Leddin et al recently reported on their comparison of travel-related carbon emissions of participants at meetings of the Canadian Association of Gastroenterology (CAG) in Toronto and Banff. Writing in Journal of the Canadian Association of Gastroenterology (2022; 5: 52–58), for participants attending the Toronto CAG, 96 per cent of the emissions were flying-related and the total carbon equivalent generated was 288.8 tons of carbon dioxide, eclipsing the tonnage reported by Owens et al. And in Ecology and Evolution (2021; 11:15205–15211), Seuront et al highlight intense discussions among climate scientists flying overseas to conferences, with some arguing “that their large carbon footprints decrease their credibility to the public and the impact of their advice” and cite attendance at international forums, such as Conference of the Parties meetings as “quintessential examples of this paradox”. Seuront et al also mention 28,000 delegates who travelled to the annual meeting of the American Geophysical Union in San Francisco and “emitted ca 80,000 tonnes of carbon dioxide… the equivalent of the weekly emissions of averaged sized cities, such as Edinburgh or Brazilia [sic]”.
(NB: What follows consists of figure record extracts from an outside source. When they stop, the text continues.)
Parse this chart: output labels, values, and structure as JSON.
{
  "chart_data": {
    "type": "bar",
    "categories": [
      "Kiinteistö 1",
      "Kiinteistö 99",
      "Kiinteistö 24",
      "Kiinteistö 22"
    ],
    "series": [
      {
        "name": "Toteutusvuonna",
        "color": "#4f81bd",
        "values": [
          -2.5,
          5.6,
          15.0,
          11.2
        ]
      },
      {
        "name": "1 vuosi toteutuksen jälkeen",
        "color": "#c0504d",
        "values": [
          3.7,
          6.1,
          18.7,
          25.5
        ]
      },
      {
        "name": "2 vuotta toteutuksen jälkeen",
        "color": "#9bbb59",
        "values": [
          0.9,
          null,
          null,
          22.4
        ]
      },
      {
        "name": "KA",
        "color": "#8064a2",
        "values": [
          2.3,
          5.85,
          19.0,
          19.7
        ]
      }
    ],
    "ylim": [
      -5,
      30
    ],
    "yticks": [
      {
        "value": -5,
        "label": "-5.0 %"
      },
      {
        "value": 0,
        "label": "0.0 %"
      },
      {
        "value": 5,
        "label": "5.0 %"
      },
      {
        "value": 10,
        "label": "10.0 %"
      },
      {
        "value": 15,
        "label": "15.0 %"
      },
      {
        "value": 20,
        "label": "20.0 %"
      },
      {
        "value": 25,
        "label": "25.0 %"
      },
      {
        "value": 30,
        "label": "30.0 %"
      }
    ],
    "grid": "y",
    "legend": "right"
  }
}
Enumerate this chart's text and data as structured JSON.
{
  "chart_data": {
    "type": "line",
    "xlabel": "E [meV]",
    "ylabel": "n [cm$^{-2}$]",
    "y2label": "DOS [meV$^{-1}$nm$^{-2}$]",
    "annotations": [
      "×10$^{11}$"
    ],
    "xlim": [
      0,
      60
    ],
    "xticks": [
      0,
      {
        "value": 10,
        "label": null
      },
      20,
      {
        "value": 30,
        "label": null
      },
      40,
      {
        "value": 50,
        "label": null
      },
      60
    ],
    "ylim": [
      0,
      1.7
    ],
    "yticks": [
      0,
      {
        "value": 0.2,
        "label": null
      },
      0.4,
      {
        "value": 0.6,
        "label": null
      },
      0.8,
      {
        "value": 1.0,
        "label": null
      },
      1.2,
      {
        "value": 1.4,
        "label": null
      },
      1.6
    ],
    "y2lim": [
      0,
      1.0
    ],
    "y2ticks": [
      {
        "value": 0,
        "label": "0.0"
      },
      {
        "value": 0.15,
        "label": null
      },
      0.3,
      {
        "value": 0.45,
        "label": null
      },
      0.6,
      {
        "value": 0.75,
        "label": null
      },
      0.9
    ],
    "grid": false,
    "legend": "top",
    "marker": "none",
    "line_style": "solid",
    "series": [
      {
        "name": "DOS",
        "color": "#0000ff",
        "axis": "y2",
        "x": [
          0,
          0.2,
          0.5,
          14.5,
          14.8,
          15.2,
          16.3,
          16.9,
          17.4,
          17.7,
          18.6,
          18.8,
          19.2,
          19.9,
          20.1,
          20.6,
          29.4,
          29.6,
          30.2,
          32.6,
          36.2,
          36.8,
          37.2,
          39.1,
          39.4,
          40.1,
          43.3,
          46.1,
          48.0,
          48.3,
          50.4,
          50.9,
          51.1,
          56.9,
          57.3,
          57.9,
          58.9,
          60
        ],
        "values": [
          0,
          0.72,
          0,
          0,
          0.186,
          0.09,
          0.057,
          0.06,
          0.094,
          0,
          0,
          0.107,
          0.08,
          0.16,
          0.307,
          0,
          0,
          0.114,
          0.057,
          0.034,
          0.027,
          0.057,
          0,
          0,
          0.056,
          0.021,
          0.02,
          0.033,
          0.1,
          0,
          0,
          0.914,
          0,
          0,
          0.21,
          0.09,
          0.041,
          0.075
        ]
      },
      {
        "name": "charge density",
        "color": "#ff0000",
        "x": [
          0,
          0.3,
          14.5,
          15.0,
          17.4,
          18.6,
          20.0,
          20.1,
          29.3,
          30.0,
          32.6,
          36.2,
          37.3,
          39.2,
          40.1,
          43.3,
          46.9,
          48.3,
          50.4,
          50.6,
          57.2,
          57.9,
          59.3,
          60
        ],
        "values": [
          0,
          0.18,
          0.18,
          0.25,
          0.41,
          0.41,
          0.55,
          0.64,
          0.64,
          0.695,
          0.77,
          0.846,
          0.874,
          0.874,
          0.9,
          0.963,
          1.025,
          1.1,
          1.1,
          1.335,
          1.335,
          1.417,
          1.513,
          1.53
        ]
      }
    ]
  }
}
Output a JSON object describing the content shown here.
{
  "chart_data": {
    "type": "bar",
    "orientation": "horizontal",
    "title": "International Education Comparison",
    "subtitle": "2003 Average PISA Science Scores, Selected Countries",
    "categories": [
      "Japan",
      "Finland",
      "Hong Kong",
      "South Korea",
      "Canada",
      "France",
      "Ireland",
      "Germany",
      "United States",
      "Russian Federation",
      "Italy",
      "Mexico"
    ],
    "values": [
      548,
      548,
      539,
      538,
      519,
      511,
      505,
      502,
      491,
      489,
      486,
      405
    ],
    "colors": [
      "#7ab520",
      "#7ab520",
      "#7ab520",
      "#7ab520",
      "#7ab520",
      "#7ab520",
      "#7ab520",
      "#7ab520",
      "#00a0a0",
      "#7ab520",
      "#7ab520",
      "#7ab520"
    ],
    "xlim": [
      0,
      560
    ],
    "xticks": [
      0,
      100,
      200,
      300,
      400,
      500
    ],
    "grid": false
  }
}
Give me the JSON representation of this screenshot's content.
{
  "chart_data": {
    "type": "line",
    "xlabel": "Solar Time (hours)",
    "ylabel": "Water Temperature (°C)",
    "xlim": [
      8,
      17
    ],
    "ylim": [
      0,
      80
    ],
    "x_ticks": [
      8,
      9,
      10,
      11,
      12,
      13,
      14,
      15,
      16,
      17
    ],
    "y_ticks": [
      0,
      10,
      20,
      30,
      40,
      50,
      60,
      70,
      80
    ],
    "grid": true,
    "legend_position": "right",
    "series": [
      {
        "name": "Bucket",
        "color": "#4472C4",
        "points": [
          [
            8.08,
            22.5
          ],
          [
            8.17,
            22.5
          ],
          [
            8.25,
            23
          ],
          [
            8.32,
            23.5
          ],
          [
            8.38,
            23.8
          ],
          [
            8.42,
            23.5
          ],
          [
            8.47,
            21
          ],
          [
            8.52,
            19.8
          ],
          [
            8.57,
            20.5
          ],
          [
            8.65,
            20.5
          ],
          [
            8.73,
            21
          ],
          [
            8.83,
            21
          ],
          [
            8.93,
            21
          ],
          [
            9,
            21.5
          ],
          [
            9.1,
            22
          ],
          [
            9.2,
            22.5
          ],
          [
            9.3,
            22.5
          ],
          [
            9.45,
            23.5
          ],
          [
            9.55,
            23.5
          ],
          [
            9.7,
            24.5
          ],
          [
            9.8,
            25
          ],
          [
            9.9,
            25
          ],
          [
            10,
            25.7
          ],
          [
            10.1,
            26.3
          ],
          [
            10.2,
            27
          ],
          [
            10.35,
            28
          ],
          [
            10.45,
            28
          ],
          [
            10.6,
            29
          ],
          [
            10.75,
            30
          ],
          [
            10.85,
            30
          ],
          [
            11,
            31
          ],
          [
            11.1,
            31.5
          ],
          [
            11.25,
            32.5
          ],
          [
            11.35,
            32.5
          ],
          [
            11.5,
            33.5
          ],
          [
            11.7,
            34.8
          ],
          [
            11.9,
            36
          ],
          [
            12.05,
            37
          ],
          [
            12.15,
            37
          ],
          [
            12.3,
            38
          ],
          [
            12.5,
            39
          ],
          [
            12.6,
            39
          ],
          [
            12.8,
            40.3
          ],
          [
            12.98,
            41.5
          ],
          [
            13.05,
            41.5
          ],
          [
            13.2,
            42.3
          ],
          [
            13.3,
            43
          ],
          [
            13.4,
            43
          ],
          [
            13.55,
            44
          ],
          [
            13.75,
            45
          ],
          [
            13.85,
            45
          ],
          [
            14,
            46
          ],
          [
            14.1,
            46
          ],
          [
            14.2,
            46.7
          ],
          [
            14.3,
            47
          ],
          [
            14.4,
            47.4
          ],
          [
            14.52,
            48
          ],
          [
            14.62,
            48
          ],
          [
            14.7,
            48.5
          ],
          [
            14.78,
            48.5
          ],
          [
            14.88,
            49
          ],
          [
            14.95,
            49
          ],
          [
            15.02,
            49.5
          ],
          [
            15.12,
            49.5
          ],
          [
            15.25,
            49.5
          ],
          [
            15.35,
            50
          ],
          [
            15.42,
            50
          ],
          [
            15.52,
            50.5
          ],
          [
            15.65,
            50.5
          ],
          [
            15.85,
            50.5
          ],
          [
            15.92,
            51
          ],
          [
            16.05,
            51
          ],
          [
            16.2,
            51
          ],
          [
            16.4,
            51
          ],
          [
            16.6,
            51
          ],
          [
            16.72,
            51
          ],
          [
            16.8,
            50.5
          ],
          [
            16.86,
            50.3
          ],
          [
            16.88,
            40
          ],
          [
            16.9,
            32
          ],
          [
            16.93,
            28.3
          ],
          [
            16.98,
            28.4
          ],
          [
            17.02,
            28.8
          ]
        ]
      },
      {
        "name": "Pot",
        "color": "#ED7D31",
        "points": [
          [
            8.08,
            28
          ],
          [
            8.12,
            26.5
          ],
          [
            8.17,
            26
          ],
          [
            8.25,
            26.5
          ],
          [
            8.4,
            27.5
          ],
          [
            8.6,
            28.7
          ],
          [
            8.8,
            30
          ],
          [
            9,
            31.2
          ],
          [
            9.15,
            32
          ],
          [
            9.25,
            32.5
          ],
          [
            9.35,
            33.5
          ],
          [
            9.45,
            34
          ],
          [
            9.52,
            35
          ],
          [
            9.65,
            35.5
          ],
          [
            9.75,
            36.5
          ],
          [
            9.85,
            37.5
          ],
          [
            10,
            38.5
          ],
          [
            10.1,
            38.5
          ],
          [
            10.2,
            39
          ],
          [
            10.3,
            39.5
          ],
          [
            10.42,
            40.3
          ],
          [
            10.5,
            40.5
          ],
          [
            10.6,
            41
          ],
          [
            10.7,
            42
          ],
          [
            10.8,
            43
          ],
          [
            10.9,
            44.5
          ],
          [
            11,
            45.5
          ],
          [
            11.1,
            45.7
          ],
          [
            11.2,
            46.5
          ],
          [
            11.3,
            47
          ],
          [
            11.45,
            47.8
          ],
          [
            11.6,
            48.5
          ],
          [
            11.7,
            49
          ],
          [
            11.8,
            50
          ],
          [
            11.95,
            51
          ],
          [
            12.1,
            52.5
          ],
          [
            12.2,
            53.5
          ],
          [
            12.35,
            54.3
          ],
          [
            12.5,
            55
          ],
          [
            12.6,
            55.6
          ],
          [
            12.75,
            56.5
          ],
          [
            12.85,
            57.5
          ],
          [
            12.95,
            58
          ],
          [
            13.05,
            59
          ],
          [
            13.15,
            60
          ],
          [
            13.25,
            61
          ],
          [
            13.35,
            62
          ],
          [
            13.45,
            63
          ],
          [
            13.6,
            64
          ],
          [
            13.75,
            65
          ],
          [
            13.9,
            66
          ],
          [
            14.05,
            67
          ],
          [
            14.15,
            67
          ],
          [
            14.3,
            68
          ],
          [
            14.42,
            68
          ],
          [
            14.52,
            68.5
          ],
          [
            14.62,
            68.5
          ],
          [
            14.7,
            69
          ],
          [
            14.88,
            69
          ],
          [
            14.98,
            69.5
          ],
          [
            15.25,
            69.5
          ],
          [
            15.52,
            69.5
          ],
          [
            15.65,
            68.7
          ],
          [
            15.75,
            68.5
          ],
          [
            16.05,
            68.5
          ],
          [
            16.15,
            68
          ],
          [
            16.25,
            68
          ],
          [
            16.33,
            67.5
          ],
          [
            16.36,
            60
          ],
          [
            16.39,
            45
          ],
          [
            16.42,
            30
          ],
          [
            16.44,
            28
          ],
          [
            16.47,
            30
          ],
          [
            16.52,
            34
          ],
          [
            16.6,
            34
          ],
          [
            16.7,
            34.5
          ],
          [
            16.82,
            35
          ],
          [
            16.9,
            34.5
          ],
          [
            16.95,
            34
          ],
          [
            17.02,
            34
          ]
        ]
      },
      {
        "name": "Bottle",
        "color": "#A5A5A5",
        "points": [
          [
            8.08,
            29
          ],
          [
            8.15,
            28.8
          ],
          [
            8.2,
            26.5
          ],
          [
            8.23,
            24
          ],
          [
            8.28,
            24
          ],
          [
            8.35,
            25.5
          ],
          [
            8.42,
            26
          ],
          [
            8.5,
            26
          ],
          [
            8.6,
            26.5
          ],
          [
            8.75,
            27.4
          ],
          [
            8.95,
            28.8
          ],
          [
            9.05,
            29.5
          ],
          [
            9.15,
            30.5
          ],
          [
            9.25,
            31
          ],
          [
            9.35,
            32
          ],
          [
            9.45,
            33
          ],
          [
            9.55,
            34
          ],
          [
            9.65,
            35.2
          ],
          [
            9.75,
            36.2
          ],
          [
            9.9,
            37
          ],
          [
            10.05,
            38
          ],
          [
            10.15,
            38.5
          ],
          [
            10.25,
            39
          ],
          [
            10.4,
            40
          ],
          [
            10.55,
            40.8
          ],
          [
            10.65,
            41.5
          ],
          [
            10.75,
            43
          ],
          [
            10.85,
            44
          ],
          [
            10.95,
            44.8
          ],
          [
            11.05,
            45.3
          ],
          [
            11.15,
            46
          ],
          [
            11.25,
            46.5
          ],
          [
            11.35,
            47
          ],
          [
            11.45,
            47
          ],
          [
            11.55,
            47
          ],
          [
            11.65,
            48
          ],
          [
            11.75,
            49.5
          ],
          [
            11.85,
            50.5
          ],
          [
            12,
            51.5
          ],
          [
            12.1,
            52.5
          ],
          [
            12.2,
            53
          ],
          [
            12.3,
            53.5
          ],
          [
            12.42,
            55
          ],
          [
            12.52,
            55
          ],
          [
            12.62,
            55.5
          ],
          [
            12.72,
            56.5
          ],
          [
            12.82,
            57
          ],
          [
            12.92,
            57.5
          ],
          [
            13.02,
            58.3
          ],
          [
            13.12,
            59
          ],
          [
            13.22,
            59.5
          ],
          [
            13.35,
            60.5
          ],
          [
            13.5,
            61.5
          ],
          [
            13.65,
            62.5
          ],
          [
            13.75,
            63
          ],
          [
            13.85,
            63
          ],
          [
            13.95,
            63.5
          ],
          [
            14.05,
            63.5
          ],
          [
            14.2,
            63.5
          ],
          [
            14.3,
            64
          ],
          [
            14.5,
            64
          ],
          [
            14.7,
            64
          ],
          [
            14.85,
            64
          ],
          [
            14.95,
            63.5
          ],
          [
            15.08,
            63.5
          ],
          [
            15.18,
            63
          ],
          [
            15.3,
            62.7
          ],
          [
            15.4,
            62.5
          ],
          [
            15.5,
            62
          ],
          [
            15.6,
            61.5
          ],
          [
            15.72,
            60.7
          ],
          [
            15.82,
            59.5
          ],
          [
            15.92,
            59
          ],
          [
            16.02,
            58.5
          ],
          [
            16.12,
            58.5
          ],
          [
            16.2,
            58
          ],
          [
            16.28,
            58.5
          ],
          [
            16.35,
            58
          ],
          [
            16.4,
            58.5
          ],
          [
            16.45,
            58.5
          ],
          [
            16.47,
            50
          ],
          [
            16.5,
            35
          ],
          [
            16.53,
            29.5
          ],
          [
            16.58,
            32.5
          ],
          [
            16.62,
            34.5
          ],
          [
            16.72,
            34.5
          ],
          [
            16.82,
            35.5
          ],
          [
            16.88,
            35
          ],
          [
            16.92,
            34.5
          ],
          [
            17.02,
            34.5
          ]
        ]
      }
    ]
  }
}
Yet even in this high-flying context, it could be argued that the suggestion of Owens et al on how to improve the carbon footprint of Irish healthcare is a worthy one, even if only on an “every little helps” basis. But why stop there? As the title of a paper by Knight and Fritz in Journal of Medical Ethics (2022, 48: 707–711) notes, “Doctors have an ethical obligation to ask patients about food insecurity: What is stopping us?” Knight and Fritz “suggest that there is an ethical imperative for doctors to ask patients about their ability to access healthy food. Gathering this data provides a valuable first step in re-framing the social determinants of health as modifiable risks, rather than inevitable inequities.” An “ethical imperative”?
Well, they may have a point, but I tend to favour that made by Irving Kenneth Zola, who, in his 1977 essay ‘Healthism and disabling medicalisation’, asserts that “medicine is becoming a major institution of social control”, and I harbour a reluctance to accept many medical edicts without demur.
As James Thurber said: “It is better to know some of the questions than all of the answers.”